Can a REIT Be Used for a 1031 Exchange?
Explore how Real Estate Investment Trusts can be integrated into a 1031 exchange strategy, clarifying which structures meet eligibility for tax deferral.
Explore how Real Estate Investment Trusts can be integrated into a 1031 exchange strategy, clarifying which structures meet eligibility for tax deferral.
Real estate investors seek strategies to defer capital gains taxes when selling investment properties. The 1031 exchange allows for tax deferral if proceeds are reinvested into “like-kind” property. A common question concerns the eligibility of Real Estate Investment Trusts (REITs) within this framework. While publicly traded REIT shares are considered securities and not direct real estate, certain REIT-like structures, particularly Delaware Statutory Trusts (DSTs), can qualify for 1031 exchanges, offering investors a way to maintain tax-deferred status while transitioning real estate holdings.
A 1031 exchange, under Section 1031 of the U.S. Internal Revenue Code, allows investors to postpone capital gains tax on investment property sales. Deferral occurs when proceeds are reinvested in “like-kind” property, defined as real property held for investment or productive use in a trade or business. This provision allows investors to build wealth through real estate without immediate capital gains taxes.
The “like-kind” requirement is broad for real estate, allowing any real estate held for investment or business purposes to be exchanged for another. For example, an apartment building can be exchanged for vacant land, or a commercial property for an industrial building. Personal residences or properties held primarily for resale do not qualify for this tax treatment. To facilitate a deferred exchange, a Qualified Intermediary (QI) is involved to hold the sale proceeds, preventing constructive receipt of funds, which would trigger immediate taxation.
A Real Estate Investment Trust (REIT) operates as a company that owns and operates income-producing real estate. They allow investors to earn income from real estate without direct purchasing, managing, or financing. REITs can own various property types, including office buildings, shopping centers, apartments, and warehouses.
REITs are categorized based on how they are traded: publicly traded, publicly registered but non-listed, or private.
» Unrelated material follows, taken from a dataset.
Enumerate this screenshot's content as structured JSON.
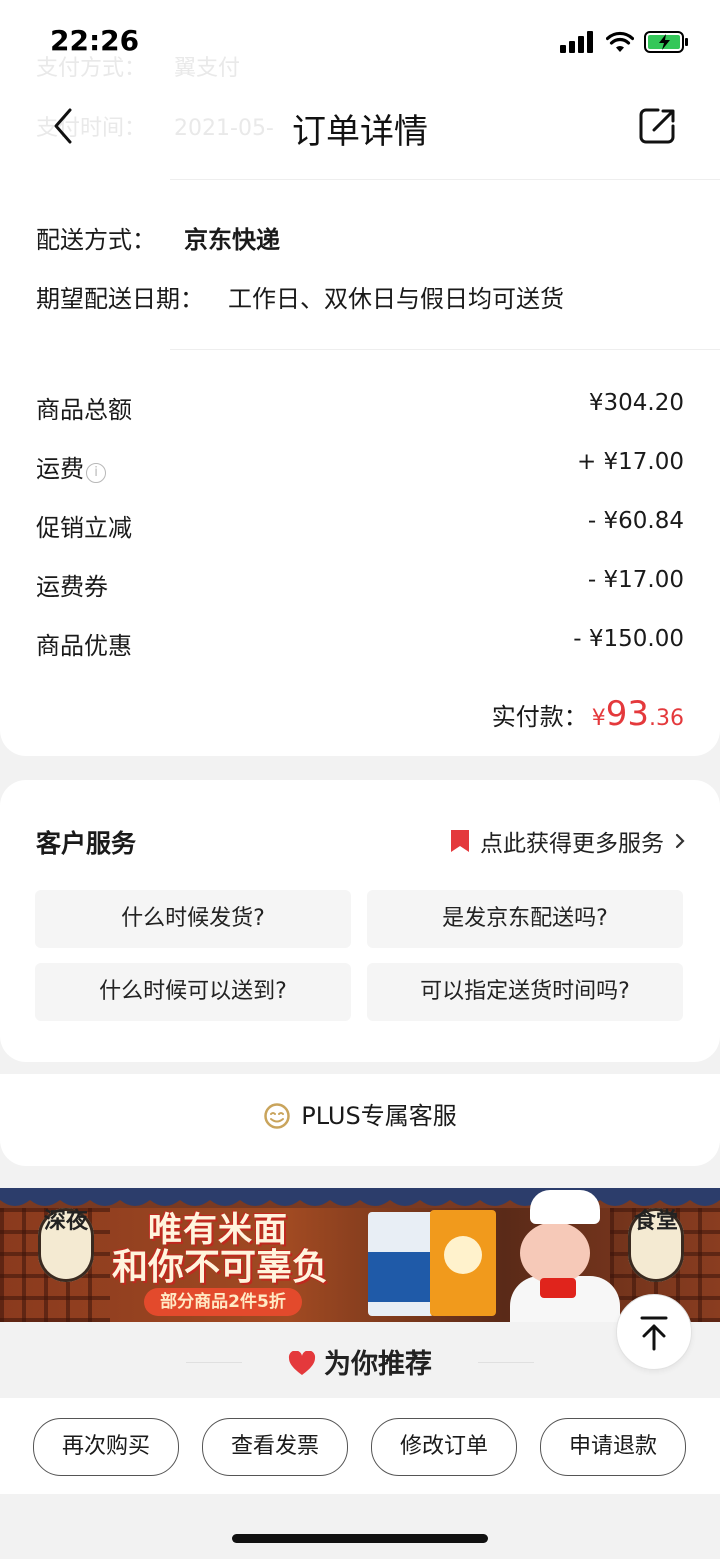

Publicly traded REITs are bought and sold as shares on major stock exchanges, similar to corporate stocks. An investment in a publicly traded REIT constitutes an equity interest in a company, making the shares securities, not direct real property. In contrast, Delaware Statutory Trusts (DSTs) are designed to allow investors to hold a direct, undivided beneficial interest in real property. This distinction in ownership is fundamental to determining eligibility for a 1031 exchange.
The qualification of a real estate investment for a 1031 exchange hinges on whether the investor owns a direct interest in real property, rather than shares in an entity that owns property. Publicly traded REIT shares are considered securities, not real property, and therefore do not qualify as “like-kind” property for a 1031 exchange. An exchange of publicly traded REIT shares is a taxable event, as it involves the sale of a security, not a direct real estate exchange.
Delaware Statutory Trusts (DSTs) are a notable exception and are widely used in 1031 exchanges. The IRS’s Revenue Ruling 2004-86 clarified that a beneficial interest in a properly structured DST can qualify as “like-kind” property for a 1031 exchange. This ruling treats the beneficial interest in the DST as direct ownership of the underlying real property for federal income tax purposes, allowing tax deferral. To maintain this tax classification, a DST must adhere to specific IRS restrictions, often called the “seven deadly sins,” which ensure it functions as a passive investment trust by limiting the trustee’s ability to vary the investment, acquire new property, or renegotiate leases. This structure provides a pathway for investors to move from actively managed real estate to a passive, professionally managed asset while continuing to defer taxes.
A 1031 exchange involving an eligible REIT structure, like a Delaware Statutory Trust (DST), requires careful adherence to IRS regulations. The process begins with the sale of the relinquished property, with proceeds immediately transferred to a Qualified Intermediary (QI). The QI holds these funds to prevent constructive receipt, which would invalidate tax deferral.
Following the sale, the investor faces strict timelines: a 45-day identification period and a 180-day exchange period. Within 45 days of closing the relinquished property, the investor must identify potential replacement properties, including interests in one or more DSTs. The entire exchange, including DST interest acquisition, must be completed within 180 days from the relinquished property sale. Due diligence when selecting a DST is important; investors should evaluate the sponsor’s experience, underlying real estate assets, and financial projections outlined in the Private Placement Memorandum. Consulting with tax advisors and legal professionals experienced in 1031 exchanges and real estate syndications is advisable to navigate complexities and ensure compliance.